In motorcycling or any number of contact sports and activities, helmet manufacturers have developed products that reduce the effects of blunt force trauma, using thicker shells, increased padding, varying foam densities to serve different purposes, and different helmet shapes best able to withstand blows and not get hung up in some way. However, while helmet construction continues to advance, so too does our understanding of traumatic brain injury (TBI) and the protection against it that we seek.
Talking with neurosurgeon Dr. Hans von Holst, it’s immediately clear the man is driven by his passion for better understanding the brain so that we can better protect it. 72-year-old von Holst is the picture of hard work, intelligence, and gravitas, shaking our hand vigorously before launching into a presentation on brain injury, the factors responsible, and the discovery that changed his career directory over the last decade. He talks about how to best prevent TBI and reduce its severity when they, unfortunately, occur, using big words that only brain surgeons do. As complicated and confusing as the brain is, what happens when it’s injured is equally complex.
Throughout his medical career von Holst kept seeing instances where after saving a patient from brain swelling caused by an injury while wearing a helmet, the patient would still suffer devastating long-term consequences. These patients typically had damage to the dividing line between the two halves of their brains, which prompted von Holst to partner with the Swedish Royal Insitute of Technology (KTH) to deeply research the mechanics driving these head and neck injuries, and thus helmet construction and performance. A student at the Institute, Peter Halldin, began pursuing the first Ph.D. focused on head and neck injury mechanics as part of von Holst's research, and the partnership of Halldin and von Holst from their respective clinical and technical perspectives helped to uncover the rotational motion at the root of the symptoms von Holst had seen in his practice.

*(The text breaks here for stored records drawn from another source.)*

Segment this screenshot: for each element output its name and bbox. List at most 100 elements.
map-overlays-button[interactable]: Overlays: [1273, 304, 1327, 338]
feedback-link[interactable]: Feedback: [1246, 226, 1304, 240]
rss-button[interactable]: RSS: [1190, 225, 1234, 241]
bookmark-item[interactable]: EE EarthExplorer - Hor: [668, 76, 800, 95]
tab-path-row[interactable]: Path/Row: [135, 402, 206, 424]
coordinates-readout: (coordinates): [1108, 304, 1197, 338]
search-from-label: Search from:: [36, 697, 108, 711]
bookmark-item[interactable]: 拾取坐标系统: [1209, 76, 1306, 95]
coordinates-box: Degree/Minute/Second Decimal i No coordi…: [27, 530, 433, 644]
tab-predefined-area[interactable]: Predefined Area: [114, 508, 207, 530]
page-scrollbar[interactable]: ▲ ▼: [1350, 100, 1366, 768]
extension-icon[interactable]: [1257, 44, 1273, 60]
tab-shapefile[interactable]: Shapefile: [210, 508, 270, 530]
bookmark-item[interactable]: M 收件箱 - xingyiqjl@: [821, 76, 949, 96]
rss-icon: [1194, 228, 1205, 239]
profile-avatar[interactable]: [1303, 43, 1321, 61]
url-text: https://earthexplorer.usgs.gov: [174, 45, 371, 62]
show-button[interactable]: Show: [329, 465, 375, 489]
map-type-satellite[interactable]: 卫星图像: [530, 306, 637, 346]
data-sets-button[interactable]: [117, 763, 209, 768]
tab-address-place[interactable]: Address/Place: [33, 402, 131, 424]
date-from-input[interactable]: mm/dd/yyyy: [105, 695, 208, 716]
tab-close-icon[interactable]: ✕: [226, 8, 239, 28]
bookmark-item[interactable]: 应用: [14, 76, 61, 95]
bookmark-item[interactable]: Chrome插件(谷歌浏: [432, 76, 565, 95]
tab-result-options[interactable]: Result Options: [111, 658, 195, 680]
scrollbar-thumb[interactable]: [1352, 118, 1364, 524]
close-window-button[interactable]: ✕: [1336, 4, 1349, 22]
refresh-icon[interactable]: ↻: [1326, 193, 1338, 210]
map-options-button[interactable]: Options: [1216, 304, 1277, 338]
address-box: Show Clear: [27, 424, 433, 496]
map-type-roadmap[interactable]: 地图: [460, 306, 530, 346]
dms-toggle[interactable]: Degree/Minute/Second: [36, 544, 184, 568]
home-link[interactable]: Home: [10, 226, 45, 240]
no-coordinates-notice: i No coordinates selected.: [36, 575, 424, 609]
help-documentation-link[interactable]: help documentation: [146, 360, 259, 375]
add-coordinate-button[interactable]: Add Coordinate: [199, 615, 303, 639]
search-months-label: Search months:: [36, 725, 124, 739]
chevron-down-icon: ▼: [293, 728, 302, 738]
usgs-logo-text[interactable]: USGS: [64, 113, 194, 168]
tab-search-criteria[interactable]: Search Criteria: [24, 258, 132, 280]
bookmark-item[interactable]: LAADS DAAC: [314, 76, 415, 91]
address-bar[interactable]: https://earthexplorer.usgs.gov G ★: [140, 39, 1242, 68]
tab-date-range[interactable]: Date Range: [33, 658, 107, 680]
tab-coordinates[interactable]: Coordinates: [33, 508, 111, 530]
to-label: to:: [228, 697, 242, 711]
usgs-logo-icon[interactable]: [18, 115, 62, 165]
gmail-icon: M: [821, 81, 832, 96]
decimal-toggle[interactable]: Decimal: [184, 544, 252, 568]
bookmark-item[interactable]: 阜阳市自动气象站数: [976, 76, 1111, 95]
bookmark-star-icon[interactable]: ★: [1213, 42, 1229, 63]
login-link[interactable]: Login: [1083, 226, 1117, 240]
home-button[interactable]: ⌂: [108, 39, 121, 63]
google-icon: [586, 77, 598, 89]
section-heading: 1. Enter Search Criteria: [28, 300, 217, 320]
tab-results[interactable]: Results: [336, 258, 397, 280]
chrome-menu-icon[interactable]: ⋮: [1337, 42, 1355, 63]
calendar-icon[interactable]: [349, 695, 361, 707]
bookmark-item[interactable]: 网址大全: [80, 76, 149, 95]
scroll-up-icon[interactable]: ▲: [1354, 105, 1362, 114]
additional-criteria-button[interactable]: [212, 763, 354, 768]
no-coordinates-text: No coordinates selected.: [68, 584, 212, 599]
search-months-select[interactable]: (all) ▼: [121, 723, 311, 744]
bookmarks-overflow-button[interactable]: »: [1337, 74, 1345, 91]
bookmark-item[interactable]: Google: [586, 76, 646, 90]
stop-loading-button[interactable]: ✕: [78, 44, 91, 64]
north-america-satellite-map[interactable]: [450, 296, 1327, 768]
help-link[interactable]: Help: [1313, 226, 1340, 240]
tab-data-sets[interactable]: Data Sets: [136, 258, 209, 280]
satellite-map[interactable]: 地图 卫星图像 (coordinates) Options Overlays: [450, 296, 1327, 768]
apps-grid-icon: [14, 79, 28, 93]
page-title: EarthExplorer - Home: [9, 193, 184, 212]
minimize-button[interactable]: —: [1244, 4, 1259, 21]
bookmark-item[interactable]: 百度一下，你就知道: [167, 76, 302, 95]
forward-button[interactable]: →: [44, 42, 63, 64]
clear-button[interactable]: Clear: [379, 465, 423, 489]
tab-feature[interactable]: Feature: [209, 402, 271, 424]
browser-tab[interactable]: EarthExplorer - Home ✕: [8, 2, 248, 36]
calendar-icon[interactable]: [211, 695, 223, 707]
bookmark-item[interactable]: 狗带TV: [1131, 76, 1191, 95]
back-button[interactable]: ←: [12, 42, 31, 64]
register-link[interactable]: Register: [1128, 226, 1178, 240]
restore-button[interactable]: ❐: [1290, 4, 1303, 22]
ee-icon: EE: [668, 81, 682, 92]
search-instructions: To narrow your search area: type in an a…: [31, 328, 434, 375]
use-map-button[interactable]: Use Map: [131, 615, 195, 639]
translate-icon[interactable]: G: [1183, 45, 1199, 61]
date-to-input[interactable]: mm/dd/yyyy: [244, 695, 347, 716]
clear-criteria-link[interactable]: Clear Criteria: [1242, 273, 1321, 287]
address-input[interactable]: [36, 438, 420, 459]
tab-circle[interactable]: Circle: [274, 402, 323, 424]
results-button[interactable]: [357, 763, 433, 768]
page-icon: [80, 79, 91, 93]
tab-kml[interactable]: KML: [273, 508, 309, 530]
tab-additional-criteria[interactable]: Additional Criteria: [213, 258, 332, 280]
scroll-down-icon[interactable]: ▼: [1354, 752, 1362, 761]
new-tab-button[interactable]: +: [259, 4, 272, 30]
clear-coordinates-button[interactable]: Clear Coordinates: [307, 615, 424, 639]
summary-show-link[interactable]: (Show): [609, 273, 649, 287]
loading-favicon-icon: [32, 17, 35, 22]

Many researchers would have stopped after uncovering the root issue, or strictly focused on further researching it, but von Holst and Halldin instead set out to create a technology that could minimize this rotational motion: MIPS. As is often the case with human technological advancements, the MIPS system was inspired by the brain's own internal protection, to reduce friction and allow the brain to move less in an impact. The first helmet utilizing MIPS was tested in 2000, and the technology soon made its way into bicycle helmets, snow skiing helmets, motocross helmets, and more.
MIPS is only now starting to enter into street motorcycle helmets because the forces associated with an on-road motorcycle crash exceed those of most other activities, and as such require that much more time for research, development, design, and testing. In street helmets equipped with MIPS, the low-friction layer allows for 10mm to 15mm of movement relative between the head and the helmet from any angle of impact. That's less than an inch but critical in reducing rotational motion.
When von Holst’s presentation is over, we head down to the lab to watch the helmets and crash test heads be dropped over and over again. The impacts are startling. When we think back on the concussions we've had, the foggy feeling for weeks on end, and the brutal cost of MRIs, it's hard not to think rotational motion should be part of standard testing for all helmets, moto or not. MIPS agrees, and they refuse exclusive arrangements, insisting that the technology be available to all helmets to get the greatest safety improvement for all. They’re riders, skiers, and cyclists themselves, and they understand the risks and the rewards of their chosen activity, and genuinely want to pursue a way to lower the risks for those activities.
When you buy your next helmet, look for the yellow MIPS logo.